И поскакал дальше в степные хутора, только рыжий конский хвост мелькнул на дороге и пыль поднялась.
Илья Зерщиков не любил, когда войсковые дела на кругу без него вершились. Кликнул старшего табунщика, а тот – младшего. Васька Шмель, востроглазый парень, гультяй беглый из-под Мурома, подвел к куреню двух оседланных коней.
Успел только Илья обнять раздобревшую на вольных хлебах ясырку Ульяну да на старуху глянул, что бормотала в холодке про божественное, и, хмуря срослые свои брови, влетел в седло.
Долго ли, коротко ехали, Черкасск показался.
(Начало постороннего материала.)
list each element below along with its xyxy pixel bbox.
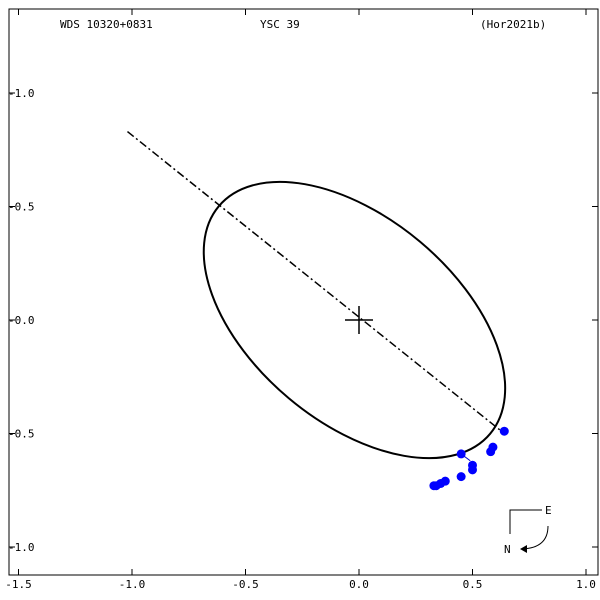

А на Черкасском майдане – столпотворение, водоворот, шум, какого свет не видывал. Море всклокоченных голов, толчея, тары-бары, яростная брань.
О чем кричат – не разберешь.
Пробились на середину круга, где атаман Лукьян Максимов в казацком бархатном кафтане и два поджарых москаля в иноземной одеже с тонкими, журавлиными ногами речь держат.
Читали указ строгий, от самого царя: всех беглых холопей, кои в последние годы от своих помещиков на Дон утекли, немедля выловить и к прежним владельцам доставить.
Стольник Пушкин читал, другой стольник Кологривов поддакивал: слово-то царское, ничего другого ему не оставалось, как головой кивать.
Толпа же казацкая покуда помалкивала, каждое слово в себя вбирала:
– «…На Дону до Паншина, и по Хопру, и по Медведице, и по Бузулуку, и по Северному Донцу, и по Каменке, и по Белой и Черной Калитвам, и по Быстрой, и по Яблоневой речкам в казачьих старых и новопоселенных городках у атаманов взять сказки, откуда те казаки пришли и нет ли у них в городках беглых ратных людей, боярских холопей, крестьян и других чинов новопришлых людей…»
Кончили читать, и замер круг в нехорошей тишине. Каждый понимал, что тут что ни слово, то беда великая. С новопришлых начнут, а после и до старожилых казаков доберутся. Пойдет кровавая мала-куча, головы не снесешь. А и возразить нечего, если указ от самого царя…
– Нету у нас таких! – взвизгнул на дальнем краю чей-то одинокий голос. – Не про нас то писано-о!!